Minister of Public Education
- In office 27 September 1973 – 16 May 1975
- President: Augusto Pinochet
- Preceded by: José Navarro Tobar
- Succeeded by: Arturo Troncoso

Personal details
- Born: 1 January 1922 Chile
- Died: 24 July 2009 (aged 87) Santiago, Chile
- Party: Independent
- Spouse: Gloria Arteagabeitia Cardone
- Parent(s): Alberto Castro and Ana Luisa Jiménez
- Education: Arturo Prat Naval Academy
- Profession: Naval officer

Military service
- Branch/service: Chilean Navy
- Rank: Vice admiral

= Hugo Castro Jiménez =

Hugo Castro Jiménez (1922 – 24 July 2009) was a Chilean naval officer who attained the rank of vice admiral and served as Minister of Public Education from 1973 to 1975 during the military government of General Augusto Pinochet.

He was among the first senior officers of the Chilean Navy involved in the planning and execution of the 1973 Chilean coup d'état and was considered a close ally of Admiral José Toribio Merino.

== Life and naval career ==
Castro was born in 1922 to Alberto Castro and Ana Luisa Jiménez.
He graduated from the Arturo Prat Naval Academy and rose through the ranks of the Navy, serving as director of the Naval Academy, commander-in-chief of the Chilean Squadron, and national director of the Maritime Territory and Merchant Marine.

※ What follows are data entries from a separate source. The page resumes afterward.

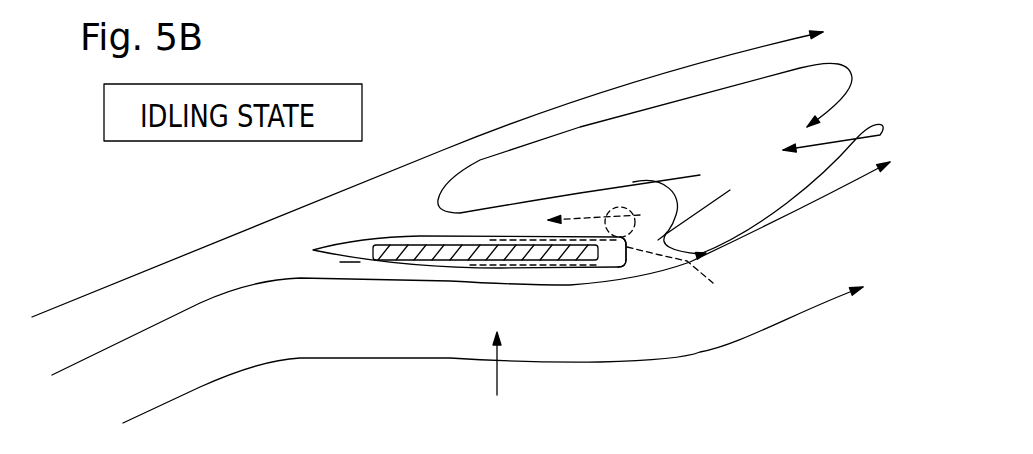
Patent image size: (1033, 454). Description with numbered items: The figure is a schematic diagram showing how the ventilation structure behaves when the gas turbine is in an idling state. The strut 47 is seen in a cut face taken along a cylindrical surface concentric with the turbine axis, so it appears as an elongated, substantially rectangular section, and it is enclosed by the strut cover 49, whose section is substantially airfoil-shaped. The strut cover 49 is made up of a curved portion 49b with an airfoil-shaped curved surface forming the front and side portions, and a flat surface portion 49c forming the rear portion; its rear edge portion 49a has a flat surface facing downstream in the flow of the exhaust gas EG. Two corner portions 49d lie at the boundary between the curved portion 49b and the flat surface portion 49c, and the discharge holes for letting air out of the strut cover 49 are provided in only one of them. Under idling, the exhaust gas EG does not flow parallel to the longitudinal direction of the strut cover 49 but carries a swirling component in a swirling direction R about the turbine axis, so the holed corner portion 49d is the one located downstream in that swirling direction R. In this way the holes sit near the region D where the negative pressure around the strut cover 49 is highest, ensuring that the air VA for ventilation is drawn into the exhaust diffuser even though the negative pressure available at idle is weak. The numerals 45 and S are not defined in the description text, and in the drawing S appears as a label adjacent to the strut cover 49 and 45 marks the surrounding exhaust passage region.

The exhaust passage 45 is at (240, 355).
The strut 47 is at (400, 258).
The strut cover 49 is at (367, 240).
The rear edge portion 49a is at (598, 268).
The curved portion 49b is at (487, 236).
The flat surface portion 49c is at (636, 252).
The corner portion 49d is at (624, 240).
The exhaust gas EG is at (598, 97).
The region D is at (670, 187).
The air for ventilation VA is at (688, 277).
The sensor S is at (353, 252).
The swirling direction R is at (499, 372).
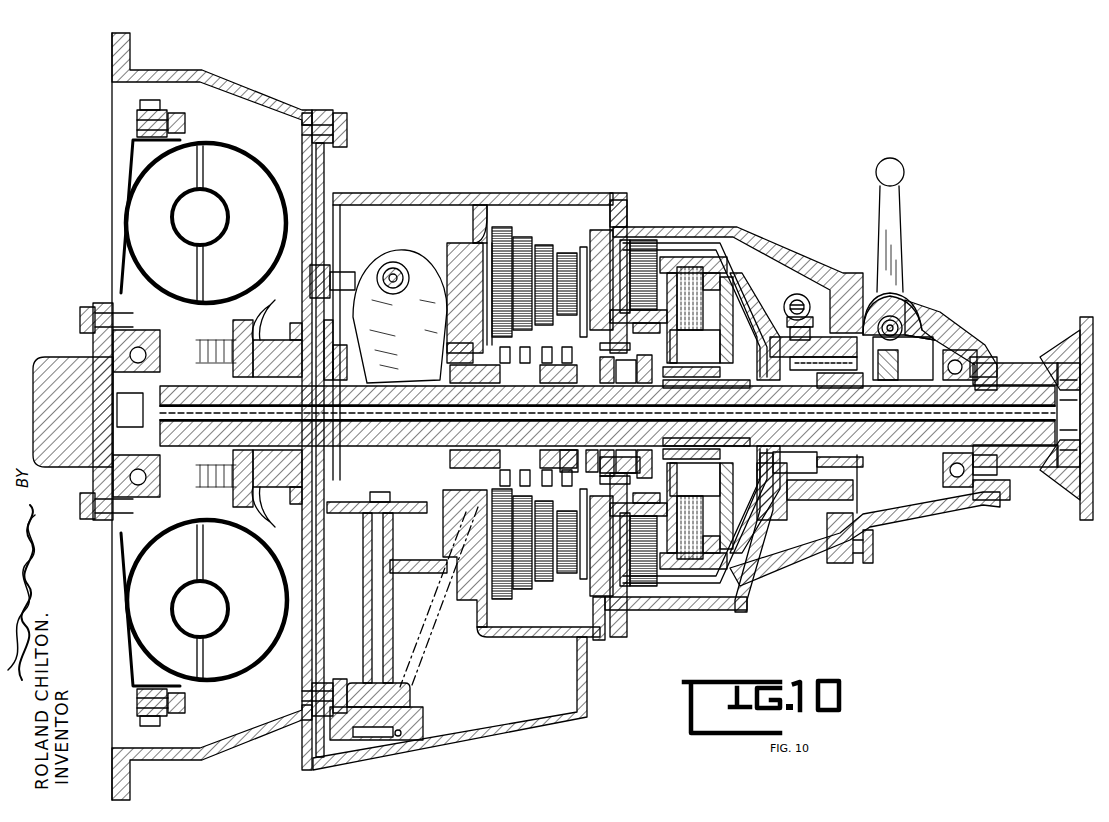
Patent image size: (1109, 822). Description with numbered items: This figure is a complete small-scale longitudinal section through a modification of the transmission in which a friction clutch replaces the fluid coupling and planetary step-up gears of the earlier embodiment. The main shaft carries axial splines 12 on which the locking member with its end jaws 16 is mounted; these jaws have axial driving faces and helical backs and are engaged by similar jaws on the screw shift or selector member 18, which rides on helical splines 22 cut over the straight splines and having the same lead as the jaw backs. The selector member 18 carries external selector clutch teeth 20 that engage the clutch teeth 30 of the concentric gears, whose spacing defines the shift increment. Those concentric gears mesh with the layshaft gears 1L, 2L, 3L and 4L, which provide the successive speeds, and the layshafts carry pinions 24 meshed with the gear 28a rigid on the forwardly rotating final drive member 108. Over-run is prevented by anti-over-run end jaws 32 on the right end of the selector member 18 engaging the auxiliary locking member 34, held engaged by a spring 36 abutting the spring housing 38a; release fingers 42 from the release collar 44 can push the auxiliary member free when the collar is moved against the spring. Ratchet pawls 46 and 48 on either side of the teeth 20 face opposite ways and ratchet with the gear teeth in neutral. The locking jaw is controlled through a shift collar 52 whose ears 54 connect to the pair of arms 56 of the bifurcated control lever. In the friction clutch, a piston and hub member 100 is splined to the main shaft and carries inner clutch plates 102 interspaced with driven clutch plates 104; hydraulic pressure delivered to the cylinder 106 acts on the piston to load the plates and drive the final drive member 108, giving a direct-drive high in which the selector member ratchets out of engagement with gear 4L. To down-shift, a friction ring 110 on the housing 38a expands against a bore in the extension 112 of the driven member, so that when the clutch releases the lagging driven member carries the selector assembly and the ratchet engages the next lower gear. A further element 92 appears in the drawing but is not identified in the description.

The layshaft gear 1L is at (500, 230).
The layshaft gear 2L is at (522, 240).
The layshaft gear 3L is at (545, 256).
The layshaft gear 4L is at (567, 255).
The axial splines 12 is at (400, 450).
The end jaws 16 is at (515, 377).
The screw shift or selector member 18 is at (558, 375).
The selector clutch teeth 20 is at (632, 470).
The helical splines 22 is at (565, 377).
The layshaft pinions 24 is at (641, 250).
The gear 28a is at (613, 337).
The clutch teeth 30 is at (482, 352).
The anti-over-run end jaws 32 is at (630, 358).
The auxiliary locking member 34 is at (629, 365).
The spring 36 is at (637, 355).
The spring housing 38a is at (627, 482).
The release fingers 42 is at (546, 354).
The release collar 44 is at (473, 480).
The ratchet pawls 46 is at (572, 448).
The ratchet pawls 48 is at (590, 450).
The shift collar 52 is at (448, 335).
The ears 54 is at (428, 448).
The control lever arms 56 is at (378, 352).
The output shaft sleeve 92 is at (672, 380).
The piston and hub member 100 is at (715, 362).
The inner clutch plates 102 is at (670, 340).
The driven clutch plates 104 is at (700, 262).
The cylinder 106 is at (722, 340).
The final drive member 108 is at (752, 292).
The friction ring 110 is at (660, 470).
The extension of the driven member 112 is at (666, 490).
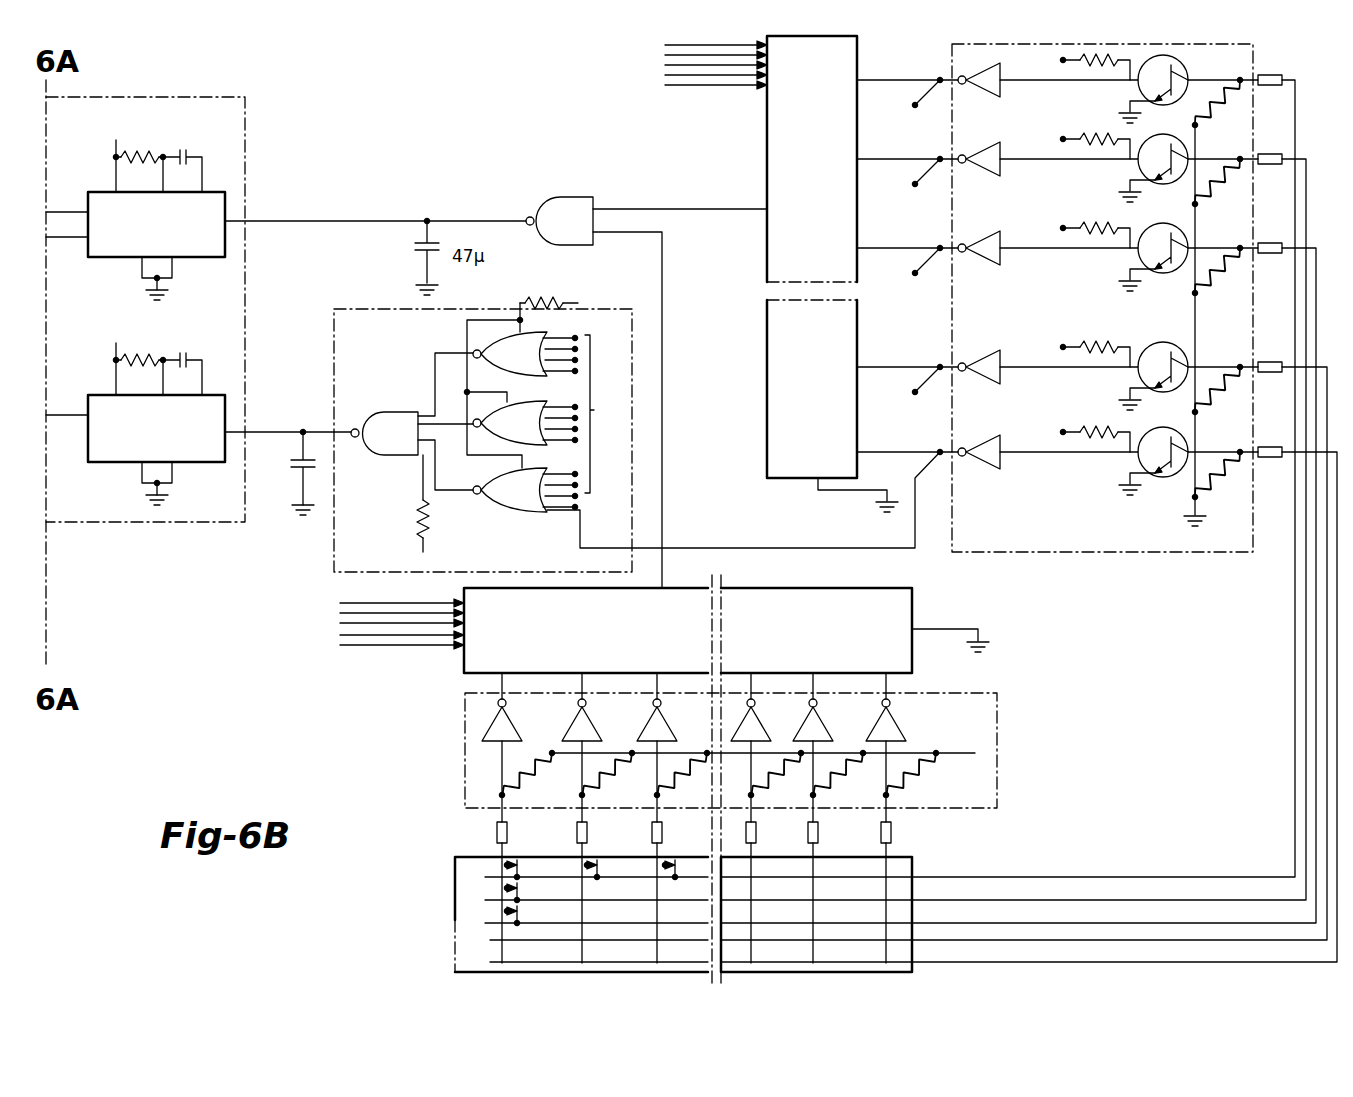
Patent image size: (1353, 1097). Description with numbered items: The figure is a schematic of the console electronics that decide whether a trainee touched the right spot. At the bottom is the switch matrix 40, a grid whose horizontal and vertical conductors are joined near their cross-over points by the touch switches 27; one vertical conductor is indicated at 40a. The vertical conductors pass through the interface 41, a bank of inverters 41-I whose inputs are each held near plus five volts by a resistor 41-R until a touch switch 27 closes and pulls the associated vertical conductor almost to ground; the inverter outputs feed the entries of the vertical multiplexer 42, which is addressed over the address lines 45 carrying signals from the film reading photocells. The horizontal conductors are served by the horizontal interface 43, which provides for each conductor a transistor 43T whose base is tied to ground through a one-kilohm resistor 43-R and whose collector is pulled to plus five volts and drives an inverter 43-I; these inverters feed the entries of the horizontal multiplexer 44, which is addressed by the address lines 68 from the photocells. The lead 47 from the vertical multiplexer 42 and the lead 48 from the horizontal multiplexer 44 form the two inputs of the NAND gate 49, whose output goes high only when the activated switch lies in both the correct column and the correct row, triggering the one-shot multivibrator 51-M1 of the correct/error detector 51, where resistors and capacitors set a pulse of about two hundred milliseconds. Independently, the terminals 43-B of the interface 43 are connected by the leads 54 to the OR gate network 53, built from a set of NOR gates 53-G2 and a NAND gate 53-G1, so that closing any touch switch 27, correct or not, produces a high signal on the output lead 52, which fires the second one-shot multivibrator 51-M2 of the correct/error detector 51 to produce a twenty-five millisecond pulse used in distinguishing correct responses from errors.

The touch switch 27 is at (520, 890).
The switch matrix 40 is at (912, 860).
The vertical conductor 40a is at (500, 850).
The interface 41 is at (997, 750).
The inverter 41-I is at (562, 714).
The resistor 41-R is at (508, 795).
The vertical multiplexer 42 is at (912, 608).
The horizontal interface 43 is at (1258, 62).
The terminals of the interface 43-B is at (940, 79).
The inverter 43-I is at (1000, 144).
The transistor 43T is at (1172, 57).
The resistor 43-R is at (1232, 88).
The horizontal multiplexer 44 is at (858, 50).
The address lines 45 is at (361, 655).
The lead 47 is at (660, 444).
The lead 48 is at (644, 209).
The NAND gate 49 is at (560, 197).
The correct/error detector 51 is at (245, 116).
The one-shot multivibrator 51-M1 is at (210, 193).
The one-shot multivibrator 51-M2 is at (210, 396).
The output lead 52 is at (266, 431).
The OR gate network 53 is at (333, 552).
The NAND gate 53-G1 is at (388, 411).
The NOR gates 53-G2 is at (488, 466).
The leads 54 is at (808, 550).
The address lines 68 is at (728, 88).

He married Gloria Arteagabeitia Cardone.

== Role in the military government ==
Following the 11 September 1973 coup, Castro was appointed Minister of Public Education on 27 September 1973. His tenure coincided with the early consolidation phase of the military junta led by General Pinochet. He remained in office until 16 May 1975.

He died in Santiago on 24 July 2009.